We saw the pyramids of Giza from the backs of camels and went indoor skiing and dune bashing in Dubai. We rode elephants in Laos and released our inner Indiana Jones climbing around the ruins of Angkor Wat in Cambodia. We rode the Reunification Express train from Saigon to Hanoi. We explored ancient temples and bamboo groves in Japan and toured the east coast of Australia for a month in a camper van.

Our oldest son had his first scuba diving experience amid the incredible coral of the Great Barrier Reef. In New Zealand, we visited bubbling, stinky mud pools and a vast sheep farm where filming took place for The Lord of the Rings trilogy. We spent a laid-back two weeks doing next to nothing on the South Pacific island of Western Samoa.

Then we flew back to North America and drove from Vancouver all the way home to Ottawa, seeing our own country at last. And we brought back a dog we fell in love with while volunteering at a dog shelter in Thailand.

Are you still with me? Did I lose you to the Sports section? It's okay. Let me tell you some of the reactions upon our return home.

There was the positive. Two sets of close friends threw us welcome back parties. Both Nanas were greatly relieved to have their grandsons back alive. We discovered that at least four friends had closely followed our trip blog. Well, three of the four were technically relatives. Still, there was a limited but enthusiastic sharing of our year away that we appreciated.

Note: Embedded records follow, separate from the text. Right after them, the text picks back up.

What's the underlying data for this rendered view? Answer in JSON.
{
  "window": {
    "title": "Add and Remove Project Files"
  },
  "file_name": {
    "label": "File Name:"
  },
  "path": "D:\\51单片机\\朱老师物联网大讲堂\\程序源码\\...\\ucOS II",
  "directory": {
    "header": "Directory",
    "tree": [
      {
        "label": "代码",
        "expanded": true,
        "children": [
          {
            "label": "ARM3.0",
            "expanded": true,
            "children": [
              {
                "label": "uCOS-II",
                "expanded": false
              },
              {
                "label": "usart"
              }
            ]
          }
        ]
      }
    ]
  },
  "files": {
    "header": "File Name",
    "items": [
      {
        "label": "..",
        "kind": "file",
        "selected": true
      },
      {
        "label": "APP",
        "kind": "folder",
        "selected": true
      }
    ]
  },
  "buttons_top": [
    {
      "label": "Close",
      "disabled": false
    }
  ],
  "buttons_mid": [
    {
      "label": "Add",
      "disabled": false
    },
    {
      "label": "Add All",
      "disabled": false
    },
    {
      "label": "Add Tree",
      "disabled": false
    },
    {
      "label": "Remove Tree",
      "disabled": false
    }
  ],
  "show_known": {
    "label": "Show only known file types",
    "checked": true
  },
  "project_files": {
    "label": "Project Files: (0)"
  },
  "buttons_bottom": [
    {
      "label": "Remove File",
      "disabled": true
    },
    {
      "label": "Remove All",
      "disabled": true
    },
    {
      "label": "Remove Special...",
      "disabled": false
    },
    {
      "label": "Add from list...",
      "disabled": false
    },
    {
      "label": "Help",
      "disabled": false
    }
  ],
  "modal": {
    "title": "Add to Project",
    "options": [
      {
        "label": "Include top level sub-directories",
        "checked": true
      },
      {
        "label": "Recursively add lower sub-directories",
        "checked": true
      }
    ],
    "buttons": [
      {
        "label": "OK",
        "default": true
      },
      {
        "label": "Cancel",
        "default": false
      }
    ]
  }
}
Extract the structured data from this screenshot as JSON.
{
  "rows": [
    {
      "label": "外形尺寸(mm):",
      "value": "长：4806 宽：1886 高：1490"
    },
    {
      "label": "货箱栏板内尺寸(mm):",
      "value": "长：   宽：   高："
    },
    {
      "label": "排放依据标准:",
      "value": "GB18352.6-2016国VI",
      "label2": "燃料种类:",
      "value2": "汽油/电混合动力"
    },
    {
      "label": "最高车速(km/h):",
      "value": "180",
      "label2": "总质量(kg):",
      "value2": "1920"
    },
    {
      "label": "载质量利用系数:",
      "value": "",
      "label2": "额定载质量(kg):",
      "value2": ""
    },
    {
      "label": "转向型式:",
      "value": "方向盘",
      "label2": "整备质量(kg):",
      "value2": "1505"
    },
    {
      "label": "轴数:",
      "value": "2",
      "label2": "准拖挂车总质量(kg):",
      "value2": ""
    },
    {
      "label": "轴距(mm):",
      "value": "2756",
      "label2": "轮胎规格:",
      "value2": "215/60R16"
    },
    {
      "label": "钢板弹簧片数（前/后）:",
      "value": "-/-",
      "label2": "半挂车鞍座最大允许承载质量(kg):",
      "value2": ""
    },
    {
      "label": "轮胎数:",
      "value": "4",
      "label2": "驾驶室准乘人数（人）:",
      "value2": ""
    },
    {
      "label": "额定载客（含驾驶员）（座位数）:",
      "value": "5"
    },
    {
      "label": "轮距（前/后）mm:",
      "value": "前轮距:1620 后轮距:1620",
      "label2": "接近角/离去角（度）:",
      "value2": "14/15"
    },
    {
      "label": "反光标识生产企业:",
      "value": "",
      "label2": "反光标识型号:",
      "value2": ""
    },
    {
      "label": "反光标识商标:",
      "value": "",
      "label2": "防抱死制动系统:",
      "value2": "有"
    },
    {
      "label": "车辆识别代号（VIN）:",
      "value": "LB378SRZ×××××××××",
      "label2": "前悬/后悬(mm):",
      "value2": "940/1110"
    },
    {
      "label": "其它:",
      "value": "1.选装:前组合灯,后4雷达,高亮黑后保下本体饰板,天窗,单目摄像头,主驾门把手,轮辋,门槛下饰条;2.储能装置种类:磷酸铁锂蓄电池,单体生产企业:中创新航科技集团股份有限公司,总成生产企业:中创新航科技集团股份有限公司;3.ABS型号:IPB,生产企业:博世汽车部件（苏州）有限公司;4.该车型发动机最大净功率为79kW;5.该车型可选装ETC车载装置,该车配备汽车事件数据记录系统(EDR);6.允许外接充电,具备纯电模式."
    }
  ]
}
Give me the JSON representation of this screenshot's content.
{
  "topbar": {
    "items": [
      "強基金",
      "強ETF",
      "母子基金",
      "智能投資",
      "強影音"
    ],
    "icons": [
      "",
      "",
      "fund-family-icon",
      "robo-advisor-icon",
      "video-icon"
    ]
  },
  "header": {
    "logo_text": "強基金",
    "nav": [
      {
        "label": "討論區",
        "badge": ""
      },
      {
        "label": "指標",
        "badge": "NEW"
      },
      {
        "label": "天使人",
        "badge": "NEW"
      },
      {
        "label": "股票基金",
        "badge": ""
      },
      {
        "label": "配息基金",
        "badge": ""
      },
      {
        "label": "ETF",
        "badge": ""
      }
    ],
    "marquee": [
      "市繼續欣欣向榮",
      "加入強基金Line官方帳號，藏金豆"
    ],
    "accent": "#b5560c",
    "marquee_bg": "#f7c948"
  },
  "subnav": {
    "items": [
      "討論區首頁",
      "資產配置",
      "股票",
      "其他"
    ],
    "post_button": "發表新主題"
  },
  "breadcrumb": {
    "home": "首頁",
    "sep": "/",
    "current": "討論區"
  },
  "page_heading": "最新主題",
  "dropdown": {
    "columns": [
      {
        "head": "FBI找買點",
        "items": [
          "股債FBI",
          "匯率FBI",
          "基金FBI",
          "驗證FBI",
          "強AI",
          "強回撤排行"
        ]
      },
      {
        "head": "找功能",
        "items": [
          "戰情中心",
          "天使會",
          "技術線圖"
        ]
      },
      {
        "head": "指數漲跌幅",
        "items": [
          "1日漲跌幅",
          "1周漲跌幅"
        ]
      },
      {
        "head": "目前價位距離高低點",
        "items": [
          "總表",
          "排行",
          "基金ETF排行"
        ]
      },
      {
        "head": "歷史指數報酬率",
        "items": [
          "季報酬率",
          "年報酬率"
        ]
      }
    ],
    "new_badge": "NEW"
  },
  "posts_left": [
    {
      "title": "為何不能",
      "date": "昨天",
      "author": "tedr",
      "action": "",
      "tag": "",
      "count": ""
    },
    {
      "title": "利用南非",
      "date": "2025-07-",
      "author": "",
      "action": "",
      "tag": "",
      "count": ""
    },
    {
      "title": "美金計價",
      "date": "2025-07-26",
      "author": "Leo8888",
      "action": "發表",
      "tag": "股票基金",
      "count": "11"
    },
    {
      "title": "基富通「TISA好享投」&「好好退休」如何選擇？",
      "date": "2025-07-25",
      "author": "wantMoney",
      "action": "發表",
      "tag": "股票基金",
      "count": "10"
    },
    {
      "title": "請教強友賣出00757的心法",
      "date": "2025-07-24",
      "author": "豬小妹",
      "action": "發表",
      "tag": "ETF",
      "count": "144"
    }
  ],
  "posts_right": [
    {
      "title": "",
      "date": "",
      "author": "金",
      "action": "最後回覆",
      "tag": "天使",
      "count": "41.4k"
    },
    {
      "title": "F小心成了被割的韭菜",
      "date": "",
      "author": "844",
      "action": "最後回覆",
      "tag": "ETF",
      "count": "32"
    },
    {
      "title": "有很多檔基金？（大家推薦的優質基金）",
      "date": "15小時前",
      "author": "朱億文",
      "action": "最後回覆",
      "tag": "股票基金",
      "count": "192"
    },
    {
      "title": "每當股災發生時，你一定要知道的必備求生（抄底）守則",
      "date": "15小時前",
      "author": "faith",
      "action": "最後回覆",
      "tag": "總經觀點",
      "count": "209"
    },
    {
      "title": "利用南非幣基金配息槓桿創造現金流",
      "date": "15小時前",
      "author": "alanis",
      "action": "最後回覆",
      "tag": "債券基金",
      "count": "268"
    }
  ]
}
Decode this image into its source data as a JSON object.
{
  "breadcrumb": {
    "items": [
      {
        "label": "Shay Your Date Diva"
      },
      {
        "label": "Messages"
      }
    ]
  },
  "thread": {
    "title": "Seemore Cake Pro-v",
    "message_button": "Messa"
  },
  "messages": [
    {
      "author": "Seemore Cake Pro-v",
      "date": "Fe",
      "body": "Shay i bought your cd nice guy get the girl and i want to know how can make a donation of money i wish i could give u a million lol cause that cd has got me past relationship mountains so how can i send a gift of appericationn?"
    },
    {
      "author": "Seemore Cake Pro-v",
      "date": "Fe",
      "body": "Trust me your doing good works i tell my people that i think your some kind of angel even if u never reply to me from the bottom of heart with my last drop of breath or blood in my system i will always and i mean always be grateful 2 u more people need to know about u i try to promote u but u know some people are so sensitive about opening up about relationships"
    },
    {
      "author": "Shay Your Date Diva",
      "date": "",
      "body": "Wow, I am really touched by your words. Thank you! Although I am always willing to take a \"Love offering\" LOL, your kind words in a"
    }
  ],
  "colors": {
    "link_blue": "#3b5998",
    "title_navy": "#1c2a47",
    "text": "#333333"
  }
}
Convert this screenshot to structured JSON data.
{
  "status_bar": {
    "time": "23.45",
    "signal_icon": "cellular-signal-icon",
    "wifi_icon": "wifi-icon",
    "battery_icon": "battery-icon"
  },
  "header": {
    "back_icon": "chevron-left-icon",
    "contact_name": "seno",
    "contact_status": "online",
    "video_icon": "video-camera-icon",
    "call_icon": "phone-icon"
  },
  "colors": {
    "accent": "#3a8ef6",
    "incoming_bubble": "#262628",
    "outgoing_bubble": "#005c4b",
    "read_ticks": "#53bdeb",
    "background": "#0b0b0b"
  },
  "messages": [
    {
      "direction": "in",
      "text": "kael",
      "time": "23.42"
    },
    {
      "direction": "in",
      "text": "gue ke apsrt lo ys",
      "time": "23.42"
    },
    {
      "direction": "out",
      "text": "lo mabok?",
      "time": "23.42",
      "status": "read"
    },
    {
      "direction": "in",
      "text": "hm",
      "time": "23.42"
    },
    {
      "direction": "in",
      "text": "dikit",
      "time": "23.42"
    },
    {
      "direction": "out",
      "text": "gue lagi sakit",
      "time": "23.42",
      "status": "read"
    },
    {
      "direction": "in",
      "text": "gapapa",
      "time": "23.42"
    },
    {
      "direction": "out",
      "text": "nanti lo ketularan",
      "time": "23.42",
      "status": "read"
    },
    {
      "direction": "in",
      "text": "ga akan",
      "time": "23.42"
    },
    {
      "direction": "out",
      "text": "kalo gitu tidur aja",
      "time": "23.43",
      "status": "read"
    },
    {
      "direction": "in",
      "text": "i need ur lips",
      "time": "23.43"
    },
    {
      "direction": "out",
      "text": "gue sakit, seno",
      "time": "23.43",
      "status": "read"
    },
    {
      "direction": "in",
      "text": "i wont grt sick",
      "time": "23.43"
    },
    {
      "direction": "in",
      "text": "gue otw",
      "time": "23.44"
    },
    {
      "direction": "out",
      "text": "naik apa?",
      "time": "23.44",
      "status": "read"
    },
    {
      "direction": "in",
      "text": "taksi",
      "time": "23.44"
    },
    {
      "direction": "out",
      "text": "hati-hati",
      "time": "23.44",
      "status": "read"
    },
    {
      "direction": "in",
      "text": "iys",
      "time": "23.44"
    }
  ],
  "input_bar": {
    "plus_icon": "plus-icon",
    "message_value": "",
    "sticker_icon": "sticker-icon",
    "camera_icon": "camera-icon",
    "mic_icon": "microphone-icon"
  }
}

Then there was the negative. Perhaps negative is too strong a word. Let's go with benign indifference.

On my first day back at work, after being away for 13 months, a colleague asked me, "How was your summer?" I work at a school board. This is the classic conversation starter in early September. Some time around mid-January, it becomes "Cold enough for you?"

Most people had one or two polite questions, namely "You're back, how was it?" or "What was your favourite place?" But beyond that, they didn't have a whole lot to say or ask.

It's understandable. We are self-absorbed human beings. We spend most of our time dwelling on ourselves and our own supposedly unique issues. Am I any different?

Maybe it's self-centred of me to want others to share in my excitement over our year of adventure. I want to scream, "I am not the same person I was before I left!" Doesn't anybody get that? No, they don't. Up the steps of acceptance and maturity I reluctantly trudge.

But I'm just as guilty, I now realize. When younger colleagues at work describe their upcoming wedding or their first pregnancy, do I really care? I try to be genuinely interested and ask questions, but perhaps my eyes betray me with their look as glazed as a Tim Hortons doughnut. Just bought your first home? And you have pictures? Of course, let's see! It's fatiguing, honestly, trying to muster interest in things that don't directly concern us.

On the other hand, we can embrace the freedom that comes from knowing that no one cares. Save your time and energy and give the minimum response. Your terse reply frees others to run along and attend to what essayist Charles Hummel famously termed the "tyranny of the urgent."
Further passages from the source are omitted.